# Welches GPS



## Anderson (29. November 2002)

Hallo Leute! #h 
Bin für nächstes Jahr Hitra auf der Suche nach einem guten,günstigen GPS Gerät.

Was könnt ihr empfehlen und wie teuer ist es.

Danke im vorraus 

Anderson#6


----------



## ralle (29. November 2002)

Ja ich glaube da gibt es so viele Angebote und verschiedene Geräte . Aber schau doch mal hier  nach.

Ich habe mir dort das Magellan GPS 320  vor ca. 2 Jahren gekauft und bin absolut zufrieden.


----------



## Truttafriend (29. November 2002)

Moin,

ich hab mir bei EBAY für bummelig 200Euro ein Garmin Venture mit div. Zubehör ersteigert. Es ist so groß wie ein Handy und sehr sehr einfach zu bedienen. Ich speichere alle Topstellen (500 Speicherpunkte, Waypoints) mit einprägsamen Namen, finde immer wieder in den &quot;Heimathafen&quot; zurück und kann 20 Routen (z.B. Schleppkurse) aufzeichnen. Mir dem Datenkabel lese ich die Daten zu Hause aus und übertrage sie in Bluecharts (EMap-Seekarten).

Ich bin sehr zufrieden mit dem Teil und es ist die absolute Sicherheit in Norge. Egal ob Nebelfelder, Strichregen oder einfach nur weil alle Schäreneinfahrten gleich aussehen.

Gruß
Truttafriend


----------



## Guen (29. November 2002)

Hallo ,das GPS 12 von Garmin ist ein gutes Gerät ,ohne Schnick-Schnack aber funktionell ,wir haben 199 € dafür bezahlt  !

Gruss Guen


----------



## Fischbox (29. November 2002)

#h Moin! #h 
Ich kann dem was Guen geschrieben hat eigentlich nix mehr hinzufügen! :m Bin mit dem GPS 12 zumindest sehr zufrieden.
Und hier  bekommst du es auch für eben diese 199 Euro!

 #h Gruss von Fischbox aus Wahrenholz #h 

...und viel Erfolg auf Hitra!! #6


----------



## Slanger (29. November 2002)

Hallo Anderson
ich habe ebenfalls das Garmin 12 und bin sehr zufrieden damit.

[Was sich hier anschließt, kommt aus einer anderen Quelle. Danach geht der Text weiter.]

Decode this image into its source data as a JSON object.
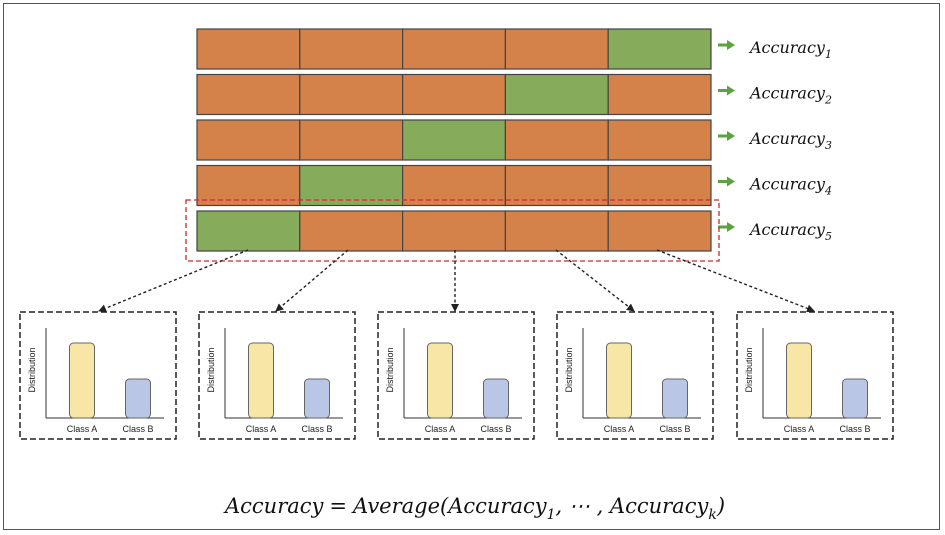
{
  "folds": [
    {
      "label": "Accuracy",
      "subscript": "1",
      "validation_index": 4
    },
    {
      "label": "Accuracy",
      "subscript": "2",
      "validation_index": 3
    },
    {
      "label": "Accuracy",
      "subscript": "3",
      "validation_index": 2
    },
    {
      "label": "Accuracy",
      "subscript": "4",
      "validation_index": 1
    },
    {
      "label": "Accuracy",
      "subscript": "5",
      "validation_index": 0
    }
  ],
  "segments_per_fold": 5,
  "highlighted_fold": 4,
  "colors": {
    "train": "#d5824a",
    "validation": "#86ab5a",
    "segment_border": "#444444",
    "arrow": "#5aa33e",
    "highlight_box": "#cc2a2a",
    "class_a": "#f7e6a6",
    "class_b": "#b9c6e6"
  },
  "distribution_panels": [
    {
      "ylabel": "Distribution",
      "classes": [
        "Class A",
        "Class B"
      ],
      "values": [
        1.0,
        0.52
      ]
    },
    {
      "ylabel": "Distribution",
      "classes": [
        "Class A",
        "Class B"
      ],
      "values": [
        1.0,
        0.52
      ]
    },
    {
      "ylabel": "Distribution",
      "classes": [
        "Class A",
        "Class B"
      ],
      "values": [
        1.0,
        0.52
      ]
    },
    {
      "ylabel": "Distribution",
      "classes": [
        "Class A",
        "Class B"
      ],
      "values": [
        1.0,
        0.52
      ]
    },
    {
      "ylabel": "Distribution",
      "classes": [
        "Class A",
        "Class B"
      ],
      "values": [
        1.0,
        0.52
      ]
    }
  ],
  "formula": {
    "lhs": "Accuracy",
    "equals": "=",
    "func": "Average(Accuracy",
    "sub1": "1",
    "middle": ", ⋯ , Accuracy",
    "subk": "k",
    "close": ")"
  }
}
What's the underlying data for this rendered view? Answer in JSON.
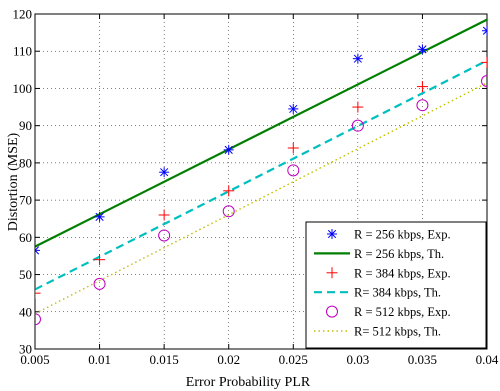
{
  "chart_data": {
    "type": "scatter",
    "title": "",
    "xlabel": "Error Probability PLR",
    "ylabel": "Distortion (MSE)",
    "xlim": [
      0.005,
      0.04
    ],
    "ylim": [
      30,
      120
    ],
    "xticks": [
      0.005,
      0.01,
      0.015,
      0.02,
      0.025,
      0.03,
      0.035,
      0.04
    ],
    "xtick_labels": [
      "0.005",
      "0.01",
      "0.015",
      "0.02",
      "0.025",
      "0.03",
      "0.035",
      "0.04"
    ],
    "yticks": [
      30,
      40,
      50,
      60,
      70,
      80,
      90,
      100,
      110,
      120
    ],
    "ytick_labels": [
      "30",
      "40",
      "50",
      "60",
      "70",
      "80",
      "90",
      "100",
      "110",
      "120"
    ],
    "grid": true,
    "legend_position": "bottom-right",
    "series": [
      {
        "name": "R = 256 kbps, Exp.",
        "kind": "markers",
        "marker": "star",
        "color": "#0000ff",
        "x": [
          0.005,
          0.01,
          0.015,
          0.02,
          0.025,
          0.03,
          0.035,
          0.04
        ],
        "y": [
          56.5,
          65.5,
          77.5,
          83.5,
          94.5,
          108,
          110.5,
          115.5
        ]
      },
      {
        "name": "R = 256 kbps, Th.",
        "kind": "line",
        "line_style": "solid",
        "color": "#007f00",
        "x": [
          0.005,
          0.04
        ],
        "y": [
          57.5,
          118.5
        ]
      },
      {
        "name": "R = 384 kbps, Exp.",
        "kind": "markers",
        "marker": "plus",
        "color": "#ff0000",
        "x": [
          0.005,
          0.01,
          0.015,
          0.02,
          0.025,
          0.03,
          0.035,
          0.04
        ],
        "y": [
          45,
          54,
          66,
          72.5,
          84,
          95,
          100.5,
          107
        ]
      },
      {
        "name": "R= 384 kbps, Th.",
        "kind": "line",
        "line_style": "dashed",
        "color": "#00bfbf",
        "x": [
          0.005,
          0.04
        ],
        "y": [
          46,
          107.5
        ]
      },
      {
        "name": "R = 512 kbps, Exp.",
        "kind": "markers",
        "marker": "circle",
        "color": "#bf00bf",
        "x": [
          0.005,
          0.01,
          0.015,
          0.02,
          0.025,
          0.03,
          0.035,
          0.04
        ],
        "y": [
          38,
          47.5,
          60.5,
          67,
          78,
          90,
          95.5,
          102
        ]
      },
      {
        "name": "R= 512 kbps, Th.",
        "kind": "line",
        "line_style": "dotted",
        "color": "#bfbf00",
        "x": [
          0.005,
          0.04
        ],
        "y": [
          39.5,
          101.5
        ]
      }
    ]
  }
}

Kann das Gerät nur empfehlen.
Gruß slanger #h


----------



## felix181 (29. November 2002)

Da ich annehme, dass es sich um ein Handgerät handeln soll, kann ich Dir das Garmin 76 sehr empfehlen. Ich habe das Gerät als Standby bei mir an Bord und war sehr von der Bedienung angetan. Den derzeitigen Preis weiss ich nicht, da ich es im Frühjahr erstanden habe, aber ich denke, dass die Version ohne MAP nicht allzu teuer sein wird.


----------



## Kunze (29. November 2002)

Hallo!
Ich nutze auch das Garmin GPS 12. Bin sehr zufrieden damit. Hatte den Auftrag so ein Gerät für meinen Angelkollegen Kai zu versorgen. Dienstag angerufen und heute ist es gekommen. Gekauft bei Busse Yachtshop für 199,-€. #h
PS: Habe eine Handyhalterung an ein klembares U-Profil gebastelt und fertig ist die dreh - und schwenkbare  GPS Halterung  .


----------